Hacker News new | ask | show | jobs
Words growing or shrinking in Hacker News titles: a tidy analysis (varianceexplained.org)
118 points by var_explained 3298 days ago
7 comments

A frequent post then would be:

"Using VR to train a deep learning neural network on driving and react correctly to unexpected conditions, a bot implemented via a microservices stack using aws as a container and of course connected with cars and related traffic devices via the IoT, logging unexpected events into a blockchain."

Missing "HN" somewhere.
Just by eyeballing it, I am pretty sure that exceeds 80 chars.
I'm surprised both "NSA" and "surveillance" are two of the fastest shrinking words. I thought we saw more now than ever. Shows how perception doesn't always match reality.
When the Snowden leaks first dropped, the front page was absolutely overwhelmed with NSA news, to the exclusion of nearly everything else. Would not be possible to keep that level of interest up without making this is an exclusively NSA/surveillance-driven site.
IIRC the mods also soft banned it because of that. So posts with the word "NSA" in the title get penalized and ranked much lower than other posts. Hence the shrinking.
We did that for a while but stopped already years ago. It was only needed until the story barrage leveled off.
Hmm, the BigQuery HN dataset is now updated daily and contains comments as well as stories? That's new, and I'll certainly give it another look at for my projects.
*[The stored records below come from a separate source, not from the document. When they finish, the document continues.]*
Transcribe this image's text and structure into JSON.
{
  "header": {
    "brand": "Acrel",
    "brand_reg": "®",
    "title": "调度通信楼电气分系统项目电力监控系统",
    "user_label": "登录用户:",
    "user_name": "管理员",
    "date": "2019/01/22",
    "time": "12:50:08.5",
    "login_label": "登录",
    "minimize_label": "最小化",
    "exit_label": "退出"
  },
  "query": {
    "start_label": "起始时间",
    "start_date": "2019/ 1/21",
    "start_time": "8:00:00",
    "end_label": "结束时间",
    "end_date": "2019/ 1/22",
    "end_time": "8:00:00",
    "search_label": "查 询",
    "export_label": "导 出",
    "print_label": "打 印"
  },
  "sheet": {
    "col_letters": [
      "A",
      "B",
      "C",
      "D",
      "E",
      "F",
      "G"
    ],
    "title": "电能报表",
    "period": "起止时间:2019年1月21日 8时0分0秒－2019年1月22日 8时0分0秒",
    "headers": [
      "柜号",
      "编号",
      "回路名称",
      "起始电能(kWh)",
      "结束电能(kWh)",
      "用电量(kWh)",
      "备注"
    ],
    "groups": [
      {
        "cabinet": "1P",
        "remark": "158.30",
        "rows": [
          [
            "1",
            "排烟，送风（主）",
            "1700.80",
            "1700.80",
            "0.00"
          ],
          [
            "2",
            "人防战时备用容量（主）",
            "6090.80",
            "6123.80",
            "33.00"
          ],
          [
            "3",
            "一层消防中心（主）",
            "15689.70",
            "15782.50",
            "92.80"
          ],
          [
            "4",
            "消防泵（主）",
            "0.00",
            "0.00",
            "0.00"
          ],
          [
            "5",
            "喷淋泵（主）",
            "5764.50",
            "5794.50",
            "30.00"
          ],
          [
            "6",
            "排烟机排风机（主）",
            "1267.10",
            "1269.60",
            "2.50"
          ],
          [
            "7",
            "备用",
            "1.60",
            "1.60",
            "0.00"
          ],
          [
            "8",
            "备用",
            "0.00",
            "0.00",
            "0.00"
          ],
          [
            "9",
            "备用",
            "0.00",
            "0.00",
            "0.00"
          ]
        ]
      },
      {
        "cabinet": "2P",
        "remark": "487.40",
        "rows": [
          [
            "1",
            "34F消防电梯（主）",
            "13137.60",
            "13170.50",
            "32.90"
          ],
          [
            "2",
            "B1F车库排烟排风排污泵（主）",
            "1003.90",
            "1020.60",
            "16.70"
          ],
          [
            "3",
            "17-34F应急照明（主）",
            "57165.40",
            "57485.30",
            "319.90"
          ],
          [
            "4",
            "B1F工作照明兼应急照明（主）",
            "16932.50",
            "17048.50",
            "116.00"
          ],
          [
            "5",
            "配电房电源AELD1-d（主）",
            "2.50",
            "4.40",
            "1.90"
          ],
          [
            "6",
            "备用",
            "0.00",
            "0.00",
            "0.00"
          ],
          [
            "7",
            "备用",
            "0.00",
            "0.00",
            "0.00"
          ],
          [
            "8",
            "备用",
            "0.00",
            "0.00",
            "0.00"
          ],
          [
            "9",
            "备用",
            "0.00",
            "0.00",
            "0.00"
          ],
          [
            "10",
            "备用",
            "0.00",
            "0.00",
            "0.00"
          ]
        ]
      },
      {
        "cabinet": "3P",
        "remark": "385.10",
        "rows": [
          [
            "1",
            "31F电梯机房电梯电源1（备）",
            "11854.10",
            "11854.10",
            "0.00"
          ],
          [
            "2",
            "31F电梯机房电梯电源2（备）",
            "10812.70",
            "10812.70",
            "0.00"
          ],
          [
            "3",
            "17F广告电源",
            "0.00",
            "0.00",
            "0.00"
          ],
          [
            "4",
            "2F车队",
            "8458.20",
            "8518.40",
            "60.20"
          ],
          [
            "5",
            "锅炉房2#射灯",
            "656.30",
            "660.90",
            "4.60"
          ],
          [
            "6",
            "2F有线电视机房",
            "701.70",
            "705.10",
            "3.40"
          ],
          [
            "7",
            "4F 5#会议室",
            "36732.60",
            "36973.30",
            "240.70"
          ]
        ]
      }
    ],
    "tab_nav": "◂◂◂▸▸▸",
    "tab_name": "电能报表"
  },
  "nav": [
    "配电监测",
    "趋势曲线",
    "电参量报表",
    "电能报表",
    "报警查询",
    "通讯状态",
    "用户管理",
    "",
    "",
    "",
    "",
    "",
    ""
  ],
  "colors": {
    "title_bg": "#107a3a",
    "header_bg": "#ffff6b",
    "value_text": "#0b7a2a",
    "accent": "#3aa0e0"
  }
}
With the bigrquery R package (https://github.com/rstats-db/bigrquery), you can access the HN dataset directly from R, using dplyr syntax too. (for simple queries atleast; you can pass the raw SQL for complex queries)

As noted, the resulting dataset of words is large, so mapping the words in BigQuery itself may be more practical (using a combo of SPLIT and UNNEST with standard SQL), although of course you can't do complex operations like logistic regression or splines there.

>I don’t currently have a guess for why “million” and “billion” had sudden dropoffs in 2014. Is it some artifact of the Hacker News policy, with the word becoming edited or deleted in newer posts? Or is it a real change in what the site discusses?

Any guesses on this one?

A more interesting analysis would be comment length.
In my old analysis (http://minimaxir.com/2014/10/hn-comments-about-comments/), it's not that interesting.

Comments are getting longer over time on average (http://minimaxir.com/img/hn-comments/monthly_average_words.p...), and there is a slight positive correlation between comment score and comment length (http://minimaxir.com/img/hn-comments/distribution_comment_po...), but that can't be remade with the BigQuery dataset since comment scores are no longer public.

It would be nice to see a comparison of fastest growing words between the last 5 years vs 10 years ago. I'm wondering about the demographics of this site and if they've changed.
I am extremely surprised rust wasn't included in here.
I've got a followup coming about what words lead to upvotes, and rust features quite prominently there!